Answers to comment questions
- After the gas cools off, the gas molecules are moving at the same speed as before.
- The second question is a form of Maxwell demon. If you know when the molecular collisions come with such precision that you can move the wall when the molecules will not bounce, you can compress the gas without doing any work. But in order to do this, you must get and store the information about where all the molecules are, a process which requires a huge amount of entropy production. The information about the molecules allows you to reduce their volume without increasing their energy.
- In any situation where classical mechanics works, for kinetic energy of gasses in particular, the temperature is just the same as the average molecular kinetic energy. For all nonrelativistic systems, the average kinetic energy in each atom is $3T\over 2$ in Boltzmann units (k=1). This is a special case of the equipartition law--- every quadratic degree of freedom gets ${kT\over 2}$ energy in equilibrium. Because of the relation between temperature and kinetic energy, the speeds of molecules in two gasses at the same temperature are the same. So after the gas comes to equilibrium with the surroundings, it has the same average speed for the molecules independent of its volume (this is a molecular kinetic-energy potential-energy separation theorem, which is even true when the material liquifies or solidifies, at least at room temperature where normal solids obey the Dulong Petit law).
Entropy increase
There is a second way to understand the temperature increase. When you squeeze the gas, you are increasing your knowledge of where the molecules are, you are decreasing their wandering volume. This means that, if nothing else happens, you decrease their entropy. So something must have happened to make you know less about the state of the universe. If they are not allowed to dump heat and entropy into the exterior universe, the only thing that can happen is that they move faster, increasing your uncertainty about how fast they are going.

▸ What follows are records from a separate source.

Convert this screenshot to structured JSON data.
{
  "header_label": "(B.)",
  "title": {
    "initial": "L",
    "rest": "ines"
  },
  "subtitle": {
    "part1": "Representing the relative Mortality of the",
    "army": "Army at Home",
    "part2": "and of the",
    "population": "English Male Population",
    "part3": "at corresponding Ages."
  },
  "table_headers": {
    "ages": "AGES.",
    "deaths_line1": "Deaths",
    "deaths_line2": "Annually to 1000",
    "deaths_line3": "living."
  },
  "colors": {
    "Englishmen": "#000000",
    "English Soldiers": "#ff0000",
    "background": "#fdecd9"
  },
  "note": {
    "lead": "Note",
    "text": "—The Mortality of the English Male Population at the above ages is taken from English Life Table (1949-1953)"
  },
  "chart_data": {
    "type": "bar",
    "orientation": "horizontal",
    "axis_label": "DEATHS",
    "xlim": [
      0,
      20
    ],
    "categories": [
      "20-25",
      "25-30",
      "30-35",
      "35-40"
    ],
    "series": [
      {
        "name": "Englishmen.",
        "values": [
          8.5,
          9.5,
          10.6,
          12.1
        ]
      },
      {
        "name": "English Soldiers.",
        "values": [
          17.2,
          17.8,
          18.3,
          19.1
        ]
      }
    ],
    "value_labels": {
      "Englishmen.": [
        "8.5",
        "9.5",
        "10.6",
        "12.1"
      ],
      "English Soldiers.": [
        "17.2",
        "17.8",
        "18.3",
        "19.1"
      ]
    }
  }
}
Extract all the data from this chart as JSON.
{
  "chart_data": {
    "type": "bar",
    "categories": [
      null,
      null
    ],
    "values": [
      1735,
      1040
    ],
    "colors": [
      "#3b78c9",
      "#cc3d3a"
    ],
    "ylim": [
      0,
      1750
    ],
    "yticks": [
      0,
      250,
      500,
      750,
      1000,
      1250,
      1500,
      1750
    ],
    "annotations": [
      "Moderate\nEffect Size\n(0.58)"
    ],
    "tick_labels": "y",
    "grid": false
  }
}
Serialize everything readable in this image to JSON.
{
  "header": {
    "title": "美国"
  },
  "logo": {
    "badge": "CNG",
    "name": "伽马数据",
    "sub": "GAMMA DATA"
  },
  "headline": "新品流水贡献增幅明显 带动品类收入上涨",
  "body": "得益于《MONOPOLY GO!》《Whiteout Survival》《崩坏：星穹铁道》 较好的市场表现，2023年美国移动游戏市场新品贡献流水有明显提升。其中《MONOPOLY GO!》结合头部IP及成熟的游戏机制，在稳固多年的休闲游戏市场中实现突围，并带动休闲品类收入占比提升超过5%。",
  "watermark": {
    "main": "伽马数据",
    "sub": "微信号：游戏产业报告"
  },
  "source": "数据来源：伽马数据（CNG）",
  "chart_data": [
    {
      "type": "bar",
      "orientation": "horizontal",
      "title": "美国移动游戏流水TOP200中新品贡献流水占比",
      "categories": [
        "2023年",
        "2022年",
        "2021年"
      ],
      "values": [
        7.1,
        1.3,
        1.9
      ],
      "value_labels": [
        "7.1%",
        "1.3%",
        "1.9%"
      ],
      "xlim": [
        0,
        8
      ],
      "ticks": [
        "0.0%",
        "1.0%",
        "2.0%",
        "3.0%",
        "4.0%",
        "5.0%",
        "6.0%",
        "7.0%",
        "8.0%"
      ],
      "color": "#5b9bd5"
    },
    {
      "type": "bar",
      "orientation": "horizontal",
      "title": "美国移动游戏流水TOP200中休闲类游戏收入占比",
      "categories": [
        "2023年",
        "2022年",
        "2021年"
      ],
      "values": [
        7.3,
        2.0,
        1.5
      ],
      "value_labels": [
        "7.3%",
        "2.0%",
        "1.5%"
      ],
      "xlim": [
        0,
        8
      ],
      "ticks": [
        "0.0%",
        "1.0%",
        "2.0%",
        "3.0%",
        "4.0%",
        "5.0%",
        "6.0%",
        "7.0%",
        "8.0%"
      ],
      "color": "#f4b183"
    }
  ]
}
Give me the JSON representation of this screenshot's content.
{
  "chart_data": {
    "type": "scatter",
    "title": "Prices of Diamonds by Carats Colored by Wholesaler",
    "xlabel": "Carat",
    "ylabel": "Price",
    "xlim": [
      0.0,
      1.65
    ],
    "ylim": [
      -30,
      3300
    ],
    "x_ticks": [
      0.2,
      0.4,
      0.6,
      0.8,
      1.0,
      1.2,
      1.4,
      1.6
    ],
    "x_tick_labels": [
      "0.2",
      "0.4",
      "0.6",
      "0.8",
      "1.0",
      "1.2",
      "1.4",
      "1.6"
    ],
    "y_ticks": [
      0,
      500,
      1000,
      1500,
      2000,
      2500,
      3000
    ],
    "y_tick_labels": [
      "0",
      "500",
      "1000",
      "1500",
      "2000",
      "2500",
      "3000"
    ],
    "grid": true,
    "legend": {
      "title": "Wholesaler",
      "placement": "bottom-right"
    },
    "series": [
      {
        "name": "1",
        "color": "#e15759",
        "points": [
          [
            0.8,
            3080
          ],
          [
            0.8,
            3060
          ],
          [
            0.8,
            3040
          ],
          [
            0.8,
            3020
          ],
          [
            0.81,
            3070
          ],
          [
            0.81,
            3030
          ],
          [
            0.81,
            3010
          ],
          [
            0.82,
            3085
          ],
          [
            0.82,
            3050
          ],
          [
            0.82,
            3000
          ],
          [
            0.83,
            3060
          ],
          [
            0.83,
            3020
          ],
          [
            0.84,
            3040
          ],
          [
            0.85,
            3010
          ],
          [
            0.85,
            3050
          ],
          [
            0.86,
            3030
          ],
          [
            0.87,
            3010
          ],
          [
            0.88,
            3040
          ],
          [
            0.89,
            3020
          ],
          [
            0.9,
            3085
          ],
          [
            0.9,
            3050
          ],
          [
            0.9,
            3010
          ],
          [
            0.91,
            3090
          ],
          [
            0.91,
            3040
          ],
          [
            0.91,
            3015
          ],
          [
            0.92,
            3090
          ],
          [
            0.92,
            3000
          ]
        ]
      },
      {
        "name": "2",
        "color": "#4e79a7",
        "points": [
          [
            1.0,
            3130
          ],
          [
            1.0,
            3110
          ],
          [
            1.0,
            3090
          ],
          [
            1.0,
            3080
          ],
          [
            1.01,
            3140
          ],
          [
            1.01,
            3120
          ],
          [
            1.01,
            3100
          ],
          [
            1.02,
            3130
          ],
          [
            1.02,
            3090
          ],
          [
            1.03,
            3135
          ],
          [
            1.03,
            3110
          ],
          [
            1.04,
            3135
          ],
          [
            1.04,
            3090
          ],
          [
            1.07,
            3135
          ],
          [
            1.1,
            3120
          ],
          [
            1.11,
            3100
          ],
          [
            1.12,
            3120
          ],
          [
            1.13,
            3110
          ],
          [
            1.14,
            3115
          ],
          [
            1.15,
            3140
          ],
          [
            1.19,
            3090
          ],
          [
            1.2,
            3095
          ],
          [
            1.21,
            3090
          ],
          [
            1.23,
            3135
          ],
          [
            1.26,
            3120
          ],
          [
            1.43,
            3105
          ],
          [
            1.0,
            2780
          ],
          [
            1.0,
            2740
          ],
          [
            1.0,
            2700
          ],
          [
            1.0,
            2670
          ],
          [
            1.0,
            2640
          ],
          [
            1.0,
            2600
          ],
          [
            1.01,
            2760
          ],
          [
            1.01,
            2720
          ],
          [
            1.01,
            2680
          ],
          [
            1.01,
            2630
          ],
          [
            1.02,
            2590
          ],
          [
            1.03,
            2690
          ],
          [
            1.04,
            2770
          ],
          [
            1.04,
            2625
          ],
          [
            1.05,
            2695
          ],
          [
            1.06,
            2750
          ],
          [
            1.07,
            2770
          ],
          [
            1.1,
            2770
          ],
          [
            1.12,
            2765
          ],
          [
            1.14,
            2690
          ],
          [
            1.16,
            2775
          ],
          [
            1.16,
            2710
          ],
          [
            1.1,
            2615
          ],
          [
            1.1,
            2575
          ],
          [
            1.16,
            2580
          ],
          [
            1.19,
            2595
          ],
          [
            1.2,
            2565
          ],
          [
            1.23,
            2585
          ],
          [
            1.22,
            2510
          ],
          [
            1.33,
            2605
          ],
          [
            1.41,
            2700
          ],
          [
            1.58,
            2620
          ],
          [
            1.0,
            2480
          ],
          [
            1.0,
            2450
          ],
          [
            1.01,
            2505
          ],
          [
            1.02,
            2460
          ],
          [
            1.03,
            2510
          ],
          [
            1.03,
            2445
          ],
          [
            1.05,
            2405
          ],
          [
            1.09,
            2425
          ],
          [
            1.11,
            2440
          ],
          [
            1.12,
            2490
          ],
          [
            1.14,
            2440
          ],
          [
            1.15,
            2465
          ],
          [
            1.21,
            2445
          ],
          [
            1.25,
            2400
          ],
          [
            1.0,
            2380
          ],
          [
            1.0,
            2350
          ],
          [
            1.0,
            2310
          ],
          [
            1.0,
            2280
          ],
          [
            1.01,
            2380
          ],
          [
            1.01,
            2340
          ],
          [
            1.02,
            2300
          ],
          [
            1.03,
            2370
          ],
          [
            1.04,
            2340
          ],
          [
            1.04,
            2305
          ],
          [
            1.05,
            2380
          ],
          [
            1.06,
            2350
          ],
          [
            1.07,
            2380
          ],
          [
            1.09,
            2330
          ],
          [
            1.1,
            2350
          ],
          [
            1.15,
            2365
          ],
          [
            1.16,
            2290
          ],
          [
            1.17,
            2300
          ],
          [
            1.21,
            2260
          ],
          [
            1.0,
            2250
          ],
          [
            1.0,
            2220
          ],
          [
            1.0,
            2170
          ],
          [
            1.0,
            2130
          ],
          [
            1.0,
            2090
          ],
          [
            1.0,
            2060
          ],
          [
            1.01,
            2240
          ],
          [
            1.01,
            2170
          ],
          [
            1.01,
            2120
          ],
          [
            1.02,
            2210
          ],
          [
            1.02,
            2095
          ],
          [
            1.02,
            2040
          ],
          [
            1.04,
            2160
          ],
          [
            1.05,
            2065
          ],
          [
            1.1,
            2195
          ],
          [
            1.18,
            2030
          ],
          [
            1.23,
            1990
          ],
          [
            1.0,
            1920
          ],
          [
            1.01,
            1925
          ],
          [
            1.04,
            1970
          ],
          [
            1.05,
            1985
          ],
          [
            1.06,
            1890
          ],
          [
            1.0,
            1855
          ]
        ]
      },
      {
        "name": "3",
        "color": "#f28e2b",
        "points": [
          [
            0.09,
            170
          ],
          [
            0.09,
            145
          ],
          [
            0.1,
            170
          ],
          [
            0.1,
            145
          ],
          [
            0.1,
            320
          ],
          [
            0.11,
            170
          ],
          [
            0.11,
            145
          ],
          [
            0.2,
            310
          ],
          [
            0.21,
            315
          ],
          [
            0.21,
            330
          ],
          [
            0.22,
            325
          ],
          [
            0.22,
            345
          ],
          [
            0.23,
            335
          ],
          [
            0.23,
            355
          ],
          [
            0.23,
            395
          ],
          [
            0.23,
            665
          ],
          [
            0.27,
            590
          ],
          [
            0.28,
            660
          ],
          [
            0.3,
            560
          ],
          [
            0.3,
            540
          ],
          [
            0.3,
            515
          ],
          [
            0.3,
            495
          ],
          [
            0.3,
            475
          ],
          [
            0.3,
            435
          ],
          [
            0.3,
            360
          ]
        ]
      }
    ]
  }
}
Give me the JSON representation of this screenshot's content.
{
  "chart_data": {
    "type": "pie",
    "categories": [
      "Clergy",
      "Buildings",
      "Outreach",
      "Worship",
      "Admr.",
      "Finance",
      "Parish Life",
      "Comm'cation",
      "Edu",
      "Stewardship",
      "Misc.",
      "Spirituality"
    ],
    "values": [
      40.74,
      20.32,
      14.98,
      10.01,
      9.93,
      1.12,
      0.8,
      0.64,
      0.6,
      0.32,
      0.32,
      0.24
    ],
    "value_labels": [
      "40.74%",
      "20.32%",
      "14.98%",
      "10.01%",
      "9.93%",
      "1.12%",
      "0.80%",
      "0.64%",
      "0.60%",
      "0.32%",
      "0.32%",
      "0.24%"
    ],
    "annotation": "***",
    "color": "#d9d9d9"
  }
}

The decrease in entropy with a decrease in volume from $V_i$ to $V_f$ is
$$ N\log({V_f\over V_i}) $$
This is intuitive--- the logarithm of the number of configuration is the log of $V^N$ (ignoring an N! denominator from indistinguishable particles.
The increase in entropy from a change in temperature from $T_i$ to $T_f$ is given by
$$ NC_V \log({T_f\over T_i}) $$
Where $C_v$ is the rate of entropy increase per unit temperature. So that the relation that the entropy is constant gives the adiabatic expansion law: $V\over T^{C_v}$ is constant, that is, the ratio of absolute temperatures before and after is a certain power of the ratio of the volumes after and before.
This is a classical more-you-know less-you-know statement, that the more precisely you know where the molecules in a gas are, the less precisely you know how fast they are moving (the hotter the gas gets), at constant information (entropy). This is not the Heisenberg uncertainty principle, it is just classical thermodyanamics, and here the knowledge interpretation is exact, because the entropy is a measure of classical knowledge you have about the microstate. The quantum mechanical uncertainty principle is not a statement of ignorance about hidden variables, at least not in any obvious way, so it doesn't have a precise informational interpretation like this does.